In fact, that is a fundamental rule of life that we all know, as if by instinct, even if we do not always follow through on it that well. For example, we want our children to know they are loved, no matter what. We know that this experience of love underpins all else. (Of course, our capacity to love our children and – perhaps more importantly – our capacity to actually communicate that love to them, is a very imperfect and somewhat unpredictable thing. That this is so is one of the sadder truths of life.)

Both Isaiah and Peter bear witness to the fact that an encounter with the living God – the One who is the Source of all Love – is transforming. That encounter, more than anything else, defines our faith and the life choices we make. All else depends on it. It sets free our spirit to bear united witness with the Holy Spirit that we long to be one with all in the One, “Abba, dear Father!”(see Romans 8:16).

The normal place for this encounter with God’s Love is the family.

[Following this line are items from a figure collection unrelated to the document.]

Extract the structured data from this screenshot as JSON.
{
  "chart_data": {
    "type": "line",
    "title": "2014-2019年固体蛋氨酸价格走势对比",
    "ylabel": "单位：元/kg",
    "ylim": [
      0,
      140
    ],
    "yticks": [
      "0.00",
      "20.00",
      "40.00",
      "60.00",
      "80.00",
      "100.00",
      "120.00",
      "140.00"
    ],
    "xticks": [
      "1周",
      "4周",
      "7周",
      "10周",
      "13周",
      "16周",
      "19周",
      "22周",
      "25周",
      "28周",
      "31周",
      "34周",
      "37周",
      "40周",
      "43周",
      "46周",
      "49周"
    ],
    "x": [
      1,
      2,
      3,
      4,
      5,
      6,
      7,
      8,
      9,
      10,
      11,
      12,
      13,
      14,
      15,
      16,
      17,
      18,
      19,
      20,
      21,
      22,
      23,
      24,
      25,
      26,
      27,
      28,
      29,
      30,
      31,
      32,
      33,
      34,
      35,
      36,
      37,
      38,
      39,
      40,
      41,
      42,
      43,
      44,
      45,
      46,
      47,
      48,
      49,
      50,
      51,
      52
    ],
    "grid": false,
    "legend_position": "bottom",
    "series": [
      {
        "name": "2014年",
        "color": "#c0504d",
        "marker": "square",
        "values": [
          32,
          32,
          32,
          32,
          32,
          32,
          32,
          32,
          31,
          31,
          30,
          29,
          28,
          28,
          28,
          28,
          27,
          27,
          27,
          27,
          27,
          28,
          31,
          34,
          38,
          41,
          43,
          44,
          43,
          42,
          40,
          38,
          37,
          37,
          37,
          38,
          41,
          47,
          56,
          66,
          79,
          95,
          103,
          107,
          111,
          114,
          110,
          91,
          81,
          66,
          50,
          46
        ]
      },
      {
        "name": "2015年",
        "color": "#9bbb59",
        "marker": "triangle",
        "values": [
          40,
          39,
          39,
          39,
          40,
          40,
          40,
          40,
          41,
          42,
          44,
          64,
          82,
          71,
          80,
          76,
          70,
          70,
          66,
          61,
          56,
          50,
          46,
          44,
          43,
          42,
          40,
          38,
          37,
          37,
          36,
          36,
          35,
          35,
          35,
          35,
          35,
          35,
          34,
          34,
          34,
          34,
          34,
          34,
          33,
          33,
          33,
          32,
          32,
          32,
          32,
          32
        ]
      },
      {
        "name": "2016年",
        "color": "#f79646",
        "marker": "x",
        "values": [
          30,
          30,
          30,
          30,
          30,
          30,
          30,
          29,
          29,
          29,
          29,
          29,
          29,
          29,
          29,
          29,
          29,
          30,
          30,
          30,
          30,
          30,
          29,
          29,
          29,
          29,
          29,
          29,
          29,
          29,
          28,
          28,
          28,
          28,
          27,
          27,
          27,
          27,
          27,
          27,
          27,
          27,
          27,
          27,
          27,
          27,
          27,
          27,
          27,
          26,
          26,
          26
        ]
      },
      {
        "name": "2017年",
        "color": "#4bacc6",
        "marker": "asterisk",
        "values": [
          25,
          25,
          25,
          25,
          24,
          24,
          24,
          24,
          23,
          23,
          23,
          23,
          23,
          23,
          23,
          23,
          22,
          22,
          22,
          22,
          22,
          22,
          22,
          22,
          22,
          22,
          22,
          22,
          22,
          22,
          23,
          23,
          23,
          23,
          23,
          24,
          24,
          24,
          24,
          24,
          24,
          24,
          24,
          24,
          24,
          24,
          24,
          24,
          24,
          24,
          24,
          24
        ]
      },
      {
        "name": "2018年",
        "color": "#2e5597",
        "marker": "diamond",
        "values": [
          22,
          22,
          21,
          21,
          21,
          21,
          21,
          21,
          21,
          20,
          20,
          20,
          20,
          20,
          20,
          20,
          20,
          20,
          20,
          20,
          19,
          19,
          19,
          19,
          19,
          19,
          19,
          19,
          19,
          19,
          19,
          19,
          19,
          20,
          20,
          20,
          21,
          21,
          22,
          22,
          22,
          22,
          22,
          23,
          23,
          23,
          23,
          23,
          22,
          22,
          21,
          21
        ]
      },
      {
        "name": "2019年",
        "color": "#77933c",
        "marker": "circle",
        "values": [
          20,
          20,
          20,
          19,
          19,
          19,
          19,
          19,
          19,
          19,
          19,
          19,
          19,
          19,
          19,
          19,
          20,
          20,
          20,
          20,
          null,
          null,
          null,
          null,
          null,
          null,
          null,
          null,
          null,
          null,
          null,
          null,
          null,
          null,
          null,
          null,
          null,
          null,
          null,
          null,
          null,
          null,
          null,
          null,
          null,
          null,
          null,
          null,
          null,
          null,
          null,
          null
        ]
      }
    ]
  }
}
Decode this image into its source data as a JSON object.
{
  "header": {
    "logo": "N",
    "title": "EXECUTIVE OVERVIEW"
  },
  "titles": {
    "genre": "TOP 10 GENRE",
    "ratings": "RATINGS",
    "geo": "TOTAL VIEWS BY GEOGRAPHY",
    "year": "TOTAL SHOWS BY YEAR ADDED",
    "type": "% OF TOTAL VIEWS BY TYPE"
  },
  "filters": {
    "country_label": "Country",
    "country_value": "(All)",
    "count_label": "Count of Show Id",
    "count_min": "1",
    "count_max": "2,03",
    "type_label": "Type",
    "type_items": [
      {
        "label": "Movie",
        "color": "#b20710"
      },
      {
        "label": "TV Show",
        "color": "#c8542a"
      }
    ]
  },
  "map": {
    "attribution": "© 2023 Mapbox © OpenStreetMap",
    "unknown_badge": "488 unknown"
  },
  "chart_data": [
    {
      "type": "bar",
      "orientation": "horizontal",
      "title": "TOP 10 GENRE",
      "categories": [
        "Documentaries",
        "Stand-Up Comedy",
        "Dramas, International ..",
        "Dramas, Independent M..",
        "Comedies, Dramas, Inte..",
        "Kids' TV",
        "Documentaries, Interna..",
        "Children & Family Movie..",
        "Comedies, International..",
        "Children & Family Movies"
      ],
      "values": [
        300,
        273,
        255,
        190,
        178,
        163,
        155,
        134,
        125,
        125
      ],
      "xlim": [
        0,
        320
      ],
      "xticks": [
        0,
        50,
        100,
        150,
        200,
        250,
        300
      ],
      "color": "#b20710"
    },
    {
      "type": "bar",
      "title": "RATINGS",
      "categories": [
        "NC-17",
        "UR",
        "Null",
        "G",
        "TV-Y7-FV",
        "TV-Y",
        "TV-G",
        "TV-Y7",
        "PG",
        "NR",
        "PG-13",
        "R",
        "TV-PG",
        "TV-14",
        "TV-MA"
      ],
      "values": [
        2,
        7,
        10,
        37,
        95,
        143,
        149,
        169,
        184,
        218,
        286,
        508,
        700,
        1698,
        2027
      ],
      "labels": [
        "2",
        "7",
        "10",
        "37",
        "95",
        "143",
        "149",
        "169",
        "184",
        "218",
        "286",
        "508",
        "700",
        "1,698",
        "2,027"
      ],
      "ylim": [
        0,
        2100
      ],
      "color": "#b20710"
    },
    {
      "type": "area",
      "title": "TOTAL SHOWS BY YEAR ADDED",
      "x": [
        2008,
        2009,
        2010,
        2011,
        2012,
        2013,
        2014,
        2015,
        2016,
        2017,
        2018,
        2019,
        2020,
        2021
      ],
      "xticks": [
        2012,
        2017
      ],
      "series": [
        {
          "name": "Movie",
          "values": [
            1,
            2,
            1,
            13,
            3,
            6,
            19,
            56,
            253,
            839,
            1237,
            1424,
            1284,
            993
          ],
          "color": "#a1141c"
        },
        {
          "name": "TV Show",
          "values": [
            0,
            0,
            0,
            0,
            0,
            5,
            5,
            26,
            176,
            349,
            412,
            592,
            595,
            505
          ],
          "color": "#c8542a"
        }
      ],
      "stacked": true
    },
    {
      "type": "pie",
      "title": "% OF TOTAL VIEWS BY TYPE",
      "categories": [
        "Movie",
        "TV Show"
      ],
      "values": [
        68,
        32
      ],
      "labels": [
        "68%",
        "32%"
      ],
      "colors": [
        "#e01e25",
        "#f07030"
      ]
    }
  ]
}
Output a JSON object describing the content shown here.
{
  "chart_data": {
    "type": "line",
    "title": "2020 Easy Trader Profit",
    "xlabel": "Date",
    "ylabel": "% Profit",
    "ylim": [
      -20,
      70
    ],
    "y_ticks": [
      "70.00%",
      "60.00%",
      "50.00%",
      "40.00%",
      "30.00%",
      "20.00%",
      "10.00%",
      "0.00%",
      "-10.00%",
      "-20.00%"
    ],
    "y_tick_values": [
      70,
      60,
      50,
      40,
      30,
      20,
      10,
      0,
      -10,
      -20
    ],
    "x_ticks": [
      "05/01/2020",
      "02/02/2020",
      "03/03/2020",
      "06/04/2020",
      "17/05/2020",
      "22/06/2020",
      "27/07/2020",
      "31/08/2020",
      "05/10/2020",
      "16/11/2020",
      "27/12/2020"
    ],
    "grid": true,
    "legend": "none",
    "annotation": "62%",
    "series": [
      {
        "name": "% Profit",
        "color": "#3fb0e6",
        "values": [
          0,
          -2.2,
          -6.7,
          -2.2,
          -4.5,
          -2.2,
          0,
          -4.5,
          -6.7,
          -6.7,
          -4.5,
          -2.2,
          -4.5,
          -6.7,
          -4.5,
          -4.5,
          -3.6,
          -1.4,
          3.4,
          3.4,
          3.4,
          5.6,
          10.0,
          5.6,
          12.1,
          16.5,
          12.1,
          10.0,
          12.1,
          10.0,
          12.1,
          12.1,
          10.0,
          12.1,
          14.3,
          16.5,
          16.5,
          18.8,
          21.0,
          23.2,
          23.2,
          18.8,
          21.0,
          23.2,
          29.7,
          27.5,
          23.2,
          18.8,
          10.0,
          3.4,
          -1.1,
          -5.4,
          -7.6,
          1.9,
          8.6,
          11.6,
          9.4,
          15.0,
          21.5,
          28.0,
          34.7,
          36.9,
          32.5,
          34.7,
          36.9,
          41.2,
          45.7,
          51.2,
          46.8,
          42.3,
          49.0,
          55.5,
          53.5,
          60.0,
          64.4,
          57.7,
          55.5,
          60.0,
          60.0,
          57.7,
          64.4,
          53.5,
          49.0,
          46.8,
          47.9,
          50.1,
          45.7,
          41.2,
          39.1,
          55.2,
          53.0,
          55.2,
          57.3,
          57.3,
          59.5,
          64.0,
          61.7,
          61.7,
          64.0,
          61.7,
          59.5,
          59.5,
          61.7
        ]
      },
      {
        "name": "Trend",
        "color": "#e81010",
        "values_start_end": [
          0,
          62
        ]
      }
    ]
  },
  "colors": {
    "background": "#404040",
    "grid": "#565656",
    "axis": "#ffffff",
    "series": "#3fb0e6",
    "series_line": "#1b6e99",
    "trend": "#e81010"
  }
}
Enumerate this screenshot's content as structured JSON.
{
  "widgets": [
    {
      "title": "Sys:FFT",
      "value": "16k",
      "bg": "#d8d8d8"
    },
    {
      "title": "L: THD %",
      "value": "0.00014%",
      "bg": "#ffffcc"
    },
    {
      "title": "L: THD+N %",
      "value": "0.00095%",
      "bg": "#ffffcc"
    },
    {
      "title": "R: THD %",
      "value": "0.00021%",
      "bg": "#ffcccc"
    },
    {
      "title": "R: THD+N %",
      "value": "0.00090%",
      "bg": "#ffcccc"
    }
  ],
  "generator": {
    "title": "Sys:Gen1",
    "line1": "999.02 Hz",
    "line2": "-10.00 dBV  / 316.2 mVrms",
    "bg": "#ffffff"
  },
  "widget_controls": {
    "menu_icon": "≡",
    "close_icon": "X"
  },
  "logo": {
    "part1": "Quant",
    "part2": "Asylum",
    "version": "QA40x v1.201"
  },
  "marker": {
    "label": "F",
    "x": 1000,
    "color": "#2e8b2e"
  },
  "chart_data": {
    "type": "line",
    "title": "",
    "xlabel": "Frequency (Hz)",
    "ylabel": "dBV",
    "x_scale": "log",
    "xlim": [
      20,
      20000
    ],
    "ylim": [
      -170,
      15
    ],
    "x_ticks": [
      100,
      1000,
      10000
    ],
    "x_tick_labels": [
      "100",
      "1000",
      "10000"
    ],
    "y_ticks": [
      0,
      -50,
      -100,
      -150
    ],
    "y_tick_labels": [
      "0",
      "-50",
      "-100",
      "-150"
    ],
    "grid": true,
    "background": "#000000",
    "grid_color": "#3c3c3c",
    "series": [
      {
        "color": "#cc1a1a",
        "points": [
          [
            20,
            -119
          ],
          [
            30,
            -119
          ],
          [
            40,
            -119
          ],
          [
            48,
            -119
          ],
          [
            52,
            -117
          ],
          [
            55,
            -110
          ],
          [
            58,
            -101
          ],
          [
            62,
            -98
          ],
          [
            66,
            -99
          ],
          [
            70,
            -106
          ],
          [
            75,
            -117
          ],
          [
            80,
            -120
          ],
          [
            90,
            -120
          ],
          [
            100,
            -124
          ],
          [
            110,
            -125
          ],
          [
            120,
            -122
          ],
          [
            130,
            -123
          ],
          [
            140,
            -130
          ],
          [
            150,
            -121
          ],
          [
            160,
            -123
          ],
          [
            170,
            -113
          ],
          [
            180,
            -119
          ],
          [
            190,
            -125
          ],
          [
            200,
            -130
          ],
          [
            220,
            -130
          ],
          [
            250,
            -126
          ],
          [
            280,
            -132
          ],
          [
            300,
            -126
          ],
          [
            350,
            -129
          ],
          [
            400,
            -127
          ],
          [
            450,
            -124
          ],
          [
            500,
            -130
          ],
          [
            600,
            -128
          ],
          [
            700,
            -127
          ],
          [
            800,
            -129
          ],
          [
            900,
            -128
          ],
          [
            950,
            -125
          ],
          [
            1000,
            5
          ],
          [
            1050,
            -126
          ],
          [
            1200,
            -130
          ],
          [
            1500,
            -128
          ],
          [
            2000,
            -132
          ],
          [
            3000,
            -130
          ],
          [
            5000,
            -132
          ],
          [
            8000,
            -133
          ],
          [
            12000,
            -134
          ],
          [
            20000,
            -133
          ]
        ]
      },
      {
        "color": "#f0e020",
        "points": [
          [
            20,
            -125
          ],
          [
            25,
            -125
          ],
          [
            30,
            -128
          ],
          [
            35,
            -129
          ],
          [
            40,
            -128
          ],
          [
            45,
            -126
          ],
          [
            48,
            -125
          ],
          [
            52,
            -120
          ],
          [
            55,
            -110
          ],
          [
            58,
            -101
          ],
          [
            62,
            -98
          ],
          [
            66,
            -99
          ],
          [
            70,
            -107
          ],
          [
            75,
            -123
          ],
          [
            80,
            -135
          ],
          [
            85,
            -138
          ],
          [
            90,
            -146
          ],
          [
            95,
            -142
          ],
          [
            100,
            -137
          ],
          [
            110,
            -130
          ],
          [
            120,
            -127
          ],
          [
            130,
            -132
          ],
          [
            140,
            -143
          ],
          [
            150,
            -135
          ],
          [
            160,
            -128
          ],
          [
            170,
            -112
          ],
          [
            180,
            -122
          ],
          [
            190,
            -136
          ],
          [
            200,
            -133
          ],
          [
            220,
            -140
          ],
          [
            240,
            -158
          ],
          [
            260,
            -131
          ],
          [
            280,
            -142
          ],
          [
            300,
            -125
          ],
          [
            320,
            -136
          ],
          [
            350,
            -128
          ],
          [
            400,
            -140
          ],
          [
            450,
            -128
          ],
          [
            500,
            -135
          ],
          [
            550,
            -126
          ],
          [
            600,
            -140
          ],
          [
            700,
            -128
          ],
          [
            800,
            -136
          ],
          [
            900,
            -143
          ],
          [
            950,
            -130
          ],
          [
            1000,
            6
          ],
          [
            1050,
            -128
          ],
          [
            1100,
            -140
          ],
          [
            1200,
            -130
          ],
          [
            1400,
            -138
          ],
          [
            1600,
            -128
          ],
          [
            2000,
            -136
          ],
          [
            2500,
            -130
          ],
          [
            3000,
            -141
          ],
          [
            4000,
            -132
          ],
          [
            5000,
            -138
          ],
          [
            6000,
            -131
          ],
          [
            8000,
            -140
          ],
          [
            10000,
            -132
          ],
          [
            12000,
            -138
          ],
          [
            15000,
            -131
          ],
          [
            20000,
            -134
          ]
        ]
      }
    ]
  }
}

Beyond that, the community is called to be a place of love. Occasionally God communicates more directly with individuals, such as Isaiah and Peter.

Pope Benedict, in a magnificent statement at the beginning of his first encyclical, writes: “‘God is love, and those who abide in love abide in God, and God abides in them’. (1 Jn 4:16). These words from the First Letter of John express with remarkable clarity the heart of the Christian faith: the Christian image of God and the resulting image of humankind and its destiny. In the same verse, Saint John also offers a kind of summary of the Christian life: ‘We have come to know and to believe in the love God has for us’. We have come to believe in God’s love: in these words the Christian can express the fundamental decision of his or her life. Being Christian is not the result of an ethical choice or a lofty idea, but the encounter with an event, a person, which gives life a new horizon and a decisive direction.” (Deus caritas est (December 25, 2005))

There is an uncomfortable side to this encounter. It shakes to the foundations all the pretenses and fictions we so easily identify with. It also tends to overwhelm us because even the best experience of human love is nothing compared to the Love. The fact that that Love is given without merit on our part and without expectation of reward on God’s part, makes it even more overwhelming.